Figure 6. Automatically Generated PDF Development Guide Page

Figure 7. API Explorer (Now Live in the ZSite Documentation Center)
The ZSite Documentation Center is now live, and API Explorer is available as a core developer-facing section within it. From one documentation portal, users can search product documentation, browse API categories, find operations by keyword, view multilingual code samples, and track version changes, moving naturally from reading product documentation to exploring interfaces, checking examples, and understanding API evolution. To view ZStack API Explorer, visit https://docs.zstack-cloud.com/docs/api-explorer/en; for more product documentation, visit https://docs.zstack-cloud.com/en.
2.Controllable Quality and Unified Standards
The platform turns documentation quality standards from subjective judgments based on individual experience into the automatic execution of 22 codified rules, ensuring that every output document is reviewed with the same rigor. Chinese and English files are reviewed simultaneously in the same pass, and any error-level finding automatically blocks the pipeline, mechanically preventing noncompliant content from entering the publishing stage.
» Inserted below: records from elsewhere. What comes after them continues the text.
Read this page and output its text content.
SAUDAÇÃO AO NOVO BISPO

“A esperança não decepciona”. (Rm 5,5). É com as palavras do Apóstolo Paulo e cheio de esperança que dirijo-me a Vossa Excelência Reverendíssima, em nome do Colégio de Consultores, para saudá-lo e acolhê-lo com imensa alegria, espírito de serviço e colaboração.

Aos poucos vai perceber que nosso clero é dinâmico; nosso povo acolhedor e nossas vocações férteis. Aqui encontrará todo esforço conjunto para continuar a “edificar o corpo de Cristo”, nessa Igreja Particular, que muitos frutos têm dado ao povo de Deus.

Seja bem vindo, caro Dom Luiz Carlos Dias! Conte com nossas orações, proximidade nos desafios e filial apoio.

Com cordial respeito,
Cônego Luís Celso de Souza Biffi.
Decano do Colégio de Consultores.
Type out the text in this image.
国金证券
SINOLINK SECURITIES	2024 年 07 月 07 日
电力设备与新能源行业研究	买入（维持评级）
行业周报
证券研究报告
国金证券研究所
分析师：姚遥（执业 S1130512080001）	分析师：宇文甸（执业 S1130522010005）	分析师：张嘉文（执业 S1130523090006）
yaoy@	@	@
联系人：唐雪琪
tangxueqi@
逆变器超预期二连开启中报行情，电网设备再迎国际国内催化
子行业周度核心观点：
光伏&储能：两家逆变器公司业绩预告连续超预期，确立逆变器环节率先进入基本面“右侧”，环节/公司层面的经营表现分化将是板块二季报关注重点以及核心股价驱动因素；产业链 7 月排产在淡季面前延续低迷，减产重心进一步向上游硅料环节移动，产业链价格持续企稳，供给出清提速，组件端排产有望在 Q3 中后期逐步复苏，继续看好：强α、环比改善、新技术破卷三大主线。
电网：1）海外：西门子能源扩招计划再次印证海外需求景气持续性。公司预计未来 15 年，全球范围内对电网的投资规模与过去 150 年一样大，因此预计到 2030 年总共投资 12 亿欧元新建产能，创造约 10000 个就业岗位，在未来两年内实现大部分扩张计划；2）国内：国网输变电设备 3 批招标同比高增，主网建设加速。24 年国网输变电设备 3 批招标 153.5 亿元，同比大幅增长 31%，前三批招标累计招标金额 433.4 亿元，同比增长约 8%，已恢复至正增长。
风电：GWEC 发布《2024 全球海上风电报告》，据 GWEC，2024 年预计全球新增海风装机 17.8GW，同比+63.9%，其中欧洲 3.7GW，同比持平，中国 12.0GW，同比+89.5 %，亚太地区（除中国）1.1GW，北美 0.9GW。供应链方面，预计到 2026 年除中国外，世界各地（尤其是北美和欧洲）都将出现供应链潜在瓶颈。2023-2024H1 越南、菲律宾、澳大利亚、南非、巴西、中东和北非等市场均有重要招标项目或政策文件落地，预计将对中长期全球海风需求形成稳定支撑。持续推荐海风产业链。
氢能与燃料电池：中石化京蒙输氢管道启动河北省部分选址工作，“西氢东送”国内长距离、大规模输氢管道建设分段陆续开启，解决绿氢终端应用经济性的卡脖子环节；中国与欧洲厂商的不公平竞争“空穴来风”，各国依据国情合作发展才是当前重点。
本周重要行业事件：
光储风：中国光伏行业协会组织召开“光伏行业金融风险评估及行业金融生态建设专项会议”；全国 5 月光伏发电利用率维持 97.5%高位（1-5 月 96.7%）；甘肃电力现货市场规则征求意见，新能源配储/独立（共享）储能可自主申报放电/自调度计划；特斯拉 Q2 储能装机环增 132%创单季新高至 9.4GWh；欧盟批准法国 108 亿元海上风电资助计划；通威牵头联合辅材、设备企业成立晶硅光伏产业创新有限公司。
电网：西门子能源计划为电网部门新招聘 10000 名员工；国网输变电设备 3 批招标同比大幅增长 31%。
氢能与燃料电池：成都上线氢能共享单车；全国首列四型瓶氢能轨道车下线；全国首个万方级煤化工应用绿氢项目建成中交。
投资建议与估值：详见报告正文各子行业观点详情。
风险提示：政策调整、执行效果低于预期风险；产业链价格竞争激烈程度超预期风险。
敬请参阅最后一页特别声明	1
At the same time, deterministic generation and translation logic guarantee reproducibility: with the same Swagger input, the system always produces exactly the same documentation content, regardless of when it runs or who triggers it, completely eliminating stylistic differences and quality fluctuation in multi-person collaboration.
The engineering evolution of API documentation is essentially a continuous pursuit of the quality triangle of accuracy, timeliness, and consistency. By introducing AI agents as the orchestration engine, the ZStack documentation team has connected the full chain from Swagger specification changes to multi-channel documentation publishing into an automated pipeline and found a sustainable balance between efficiency and quality. This practice validates a technical path in which AI and deterministic engineering complement each other: AI contributes semantic understanding and intelligent decision-making, while deterministic rules protect the bottom line of consistency and reproducibility.
In the future, we will continue to explore more possibilities for AI in documentation engineering and look forward to working with industry peers to advance this direction together.